If you are one of the many people who suffers from feelings of depression around holidays, especially when you feel alone, it’s helpful to be aware that this is likely to be a time of distress and to make a plan for how you will actively cope with it.

If you are suffering from clinical depression, please don’t suffer alone. Please seek professional help.

 

What do you do to manage feelings of depressions around the holidays?

 

Related Posts:

Suicide and Debt (providing resources and information about a safety plan)

Affordable Mental Health Treatment

6 thoughts on “How I’ve Dealt with Depression During the Holidays”

    1. Hi Money Beagle. It was a difficult post to write, but I know many people feel lonely during the holidays, even if it’s for a different reason. I hope my story can help others. I am grateful for your kind words!

  1. Hi DS,
    I was blown away by your powerful post. I cried when reading about your friend, who has survived cancer and is living with so much purpose and joy! She is an amazing inspiration to me.

    I really appreciate your honesty—that though many of us are surrounded by friends and family this time of year, that we can often feel so alone. I’ve definitely felt that too, and your acknowledgment of that here has made me feel less alone in my feelings.

    Thanks for your post! Dragon Gal

    1. Hi Dragon Gal. I am grateful for your kind words. This was a difficult post to write. As you know, it’s difficult putting yourself out there, even when you know others feel the same. I hope this post inspires others on how to cope with their feelings of loneliness during the holidays.

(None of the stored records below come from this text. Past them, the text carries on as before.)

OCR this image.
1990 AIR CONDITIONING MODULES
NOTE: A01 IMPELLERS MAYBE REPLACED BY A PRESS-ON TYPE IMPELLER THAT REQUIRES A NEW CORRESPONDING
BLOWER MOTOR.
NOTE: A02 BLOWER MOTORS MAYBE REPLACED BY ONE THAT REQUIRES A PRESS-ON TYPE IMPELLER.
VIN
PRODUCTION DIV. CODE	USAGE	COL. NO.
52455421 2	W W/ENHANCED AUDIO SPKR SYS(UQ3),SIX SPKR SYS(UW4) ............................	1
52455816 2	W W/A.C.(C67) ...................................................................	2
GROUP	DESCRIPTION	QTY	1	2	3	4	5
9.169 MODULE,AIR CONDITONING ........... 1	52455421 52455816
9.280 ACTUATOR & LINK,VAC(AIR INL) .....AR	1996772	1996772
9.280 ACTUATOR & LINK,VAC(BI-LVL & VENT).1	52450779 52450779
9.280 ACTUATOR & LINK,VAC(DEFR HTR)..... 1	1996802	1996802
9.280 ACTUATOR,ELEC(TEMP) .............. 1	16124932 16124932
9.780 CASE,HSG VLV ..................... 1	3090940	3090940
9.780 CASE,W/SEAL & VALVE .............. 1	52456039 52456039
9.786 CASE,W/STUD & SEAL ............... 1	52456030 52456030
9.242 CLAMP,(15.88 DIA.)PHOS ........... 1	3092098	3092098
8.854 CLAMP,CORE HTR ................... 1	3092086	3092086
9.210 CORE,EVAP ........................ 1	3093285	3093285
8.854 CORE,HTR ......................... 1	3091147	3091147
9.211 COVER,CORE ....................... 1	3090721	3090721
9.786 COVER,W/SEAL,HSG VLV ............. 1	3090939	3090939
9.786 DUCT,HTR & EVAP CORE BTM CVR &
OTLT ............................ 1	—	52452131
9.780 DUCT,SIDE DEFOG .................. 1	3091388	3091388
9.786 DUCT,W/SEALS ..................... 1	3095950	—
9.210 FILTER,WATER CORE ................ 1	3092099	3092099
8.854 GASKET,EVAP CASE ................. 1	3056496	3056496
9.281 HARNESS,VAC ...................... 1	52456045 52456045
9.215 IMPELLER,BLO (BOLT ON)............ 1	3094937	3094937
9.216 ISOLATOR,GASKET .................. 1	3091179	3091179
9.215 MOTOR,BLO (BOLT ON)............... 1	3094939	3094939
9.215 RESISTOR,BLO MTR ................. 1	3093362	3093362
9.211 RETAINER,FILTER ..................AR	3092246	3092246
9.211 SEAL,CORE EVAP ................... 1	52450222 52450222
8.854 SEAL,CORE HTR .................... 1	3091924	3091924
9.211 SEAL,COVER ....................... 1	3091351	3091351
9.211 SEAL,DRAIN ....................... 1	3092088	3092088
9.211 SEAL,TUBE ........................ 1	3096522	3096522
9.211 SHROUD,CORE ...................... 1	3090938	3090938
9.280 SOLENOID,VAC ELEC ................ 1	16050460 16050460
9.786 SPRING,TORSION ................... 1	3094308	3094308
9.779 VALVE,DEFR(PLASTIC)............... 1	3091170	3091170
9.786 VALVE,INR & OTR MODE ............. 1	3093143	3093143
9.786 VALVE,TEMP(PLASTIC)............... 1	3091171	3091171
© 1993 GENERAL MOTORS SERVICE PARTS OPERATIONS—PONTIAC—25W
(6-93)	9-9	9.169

  2. Beautiful post. Thank you for your honesty and you are exactly right that depession is not rational. BTDT.

    Feelings of loneliness often surface during the holidays for me as I am not a wife nor a mother. Two things I’d love to be, but alas I try to shift my mindset to all that I’m grateful for.

    The way I cope is that sometimes I let myself cry. It can be cleansing. However, like you are doing this year, I also reach out to people and particularly those less fortunate than I. I do something nice for them and we both end up feeling grateful 😊.

    Happy birthday!!

    1. Hi Deanna. Thank you for sharing about the loneliness that you also feel this time of year. You are not alone. It does take a conscious effort to, after a good cry, push ourselves forward and do good. I am grateful for your beautiful comment.